Suggested by Sacha:
Edward Bernays
“One of the central concepts Bernays proposes is not to sell a product, but instead to sell the need for a product. When discussing selling pianos, for example, he writes that a successful propagandist should “endeavor to develop public acceptance of the idea of a music room in the home.”[1] In this way, a consumer’s decision to buy a piano will be a result of enlightened self-interest; because the propagandist has inspired the consumer to set up a piano room, the consumer will desire a piano as a means to fulfill the promise of that space.”
“The engineering of consent is the very essence of the democratic process, the freedom to persuade and suggest.”
The idea of “Engineering of Consent” was motivated by Freud’s idea that humans are irrational beings and are motivated primarily by inner desires hidden in their unconscious. If one understood what those unconscious desires were, then one could use this to one’s advantage to sell products and increase sales.
The techniques applied developing the “consumer lifestyle” were also later applied to developing theories in cultural commodification; which has proven successful in the later 20th century (with diffusion of cultures throughout North America) to sell ethnic foods and style in popular mainstream culture by removing them from geography and ethnic histories and sanitizing them for a general public.

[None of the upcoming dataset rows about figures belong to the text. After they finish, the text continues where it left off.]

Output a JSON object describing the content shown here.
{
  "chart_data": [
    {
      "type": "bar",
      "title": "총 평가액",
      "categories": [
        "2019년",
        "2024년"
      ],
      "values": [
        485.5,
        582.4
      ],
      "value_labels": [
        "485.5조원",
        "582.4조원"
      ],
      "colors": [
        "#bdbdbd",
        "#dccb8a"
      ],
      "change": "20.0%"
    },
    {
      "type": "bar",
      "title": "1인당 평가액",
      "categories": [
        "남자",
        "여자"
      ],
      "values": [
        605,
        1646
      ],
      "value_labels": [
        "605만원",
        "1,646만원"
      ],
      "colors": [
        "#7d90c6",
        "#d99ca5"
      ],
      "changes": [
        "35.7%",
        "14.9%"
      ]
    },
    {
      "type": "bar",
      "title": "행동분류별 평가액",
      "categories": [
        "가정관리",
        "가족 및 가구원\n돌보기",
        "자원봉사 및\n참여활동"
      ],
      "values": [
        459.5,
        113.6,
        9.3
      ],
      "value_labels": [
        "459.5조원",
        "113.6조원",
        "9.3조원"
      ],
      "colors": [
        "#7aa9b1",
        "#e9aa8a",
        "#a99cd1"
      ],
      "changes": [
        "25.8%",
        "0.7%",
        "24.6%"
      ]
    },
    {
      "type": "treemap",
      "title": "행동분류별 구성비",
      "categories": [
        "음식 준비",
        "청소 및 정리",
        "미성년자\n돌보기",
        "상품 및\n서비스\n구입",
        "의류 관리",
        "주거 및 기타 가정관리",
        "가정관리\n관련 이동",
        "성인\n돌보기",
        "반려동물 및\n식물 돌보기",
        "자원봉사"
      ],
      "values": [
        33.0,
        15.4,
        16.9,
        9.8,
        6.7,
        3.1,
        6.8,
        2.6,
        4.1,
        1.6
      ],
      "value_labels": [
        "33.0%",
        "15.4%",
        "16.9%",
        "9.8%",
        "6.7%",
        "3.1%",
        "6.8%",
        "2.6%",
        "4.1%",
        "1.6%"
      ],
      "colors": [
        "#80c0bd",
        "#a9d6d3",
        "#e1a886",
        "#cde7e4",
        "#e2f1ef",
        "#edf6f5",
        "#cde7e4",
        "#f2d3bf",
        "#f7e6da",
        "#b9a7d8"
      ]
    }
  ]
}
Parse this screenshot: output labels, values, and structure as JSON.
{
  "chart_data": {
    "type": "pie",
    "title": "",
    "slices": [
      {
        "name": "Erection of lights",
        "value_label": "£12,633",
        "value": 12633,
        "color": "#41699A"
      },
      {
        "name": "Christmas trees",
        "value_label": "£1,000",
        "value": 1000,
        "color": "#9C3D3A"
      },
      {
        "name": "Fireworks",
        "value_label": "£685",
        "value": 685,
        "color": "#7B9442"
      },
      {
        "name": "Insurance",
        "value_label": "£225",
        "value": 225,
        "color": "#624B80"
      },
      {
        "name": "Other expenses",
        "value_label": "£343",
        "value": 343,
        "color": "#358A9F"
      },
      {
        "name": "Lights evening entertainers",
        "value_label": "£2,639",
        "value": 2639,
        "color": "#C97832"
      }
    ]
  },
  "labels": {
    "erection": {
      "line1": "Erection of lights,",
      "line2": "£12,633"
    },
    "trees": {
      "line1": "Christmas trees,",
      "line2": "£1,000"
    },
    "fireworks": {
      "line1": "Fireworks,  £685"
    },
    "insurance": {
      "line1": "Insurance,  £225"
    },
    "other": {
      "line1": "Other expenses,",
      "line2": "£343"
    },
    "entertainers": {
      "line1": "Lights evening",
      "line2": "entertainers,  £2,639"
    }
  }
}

Ernest Dichter applied what he dubbed “the strategy of desire” for building a “stable society,” by creating for the public a common identity through the products they consumed; again, much like with Cultural Commodification, where culture has no “identity,” “meaning,” or “history” inherited from previous generations, but rather, is created by the attitudes which are introduced by consumer behaviors and social patterns of the period. According to Dichter: “To understand a stable citizen, you have to know that modern man quite often tries to work off his frustrations by spending on self-sought gratification. Modern man is internally ready to fulfill his self-image, by purchasing products which compliment it.”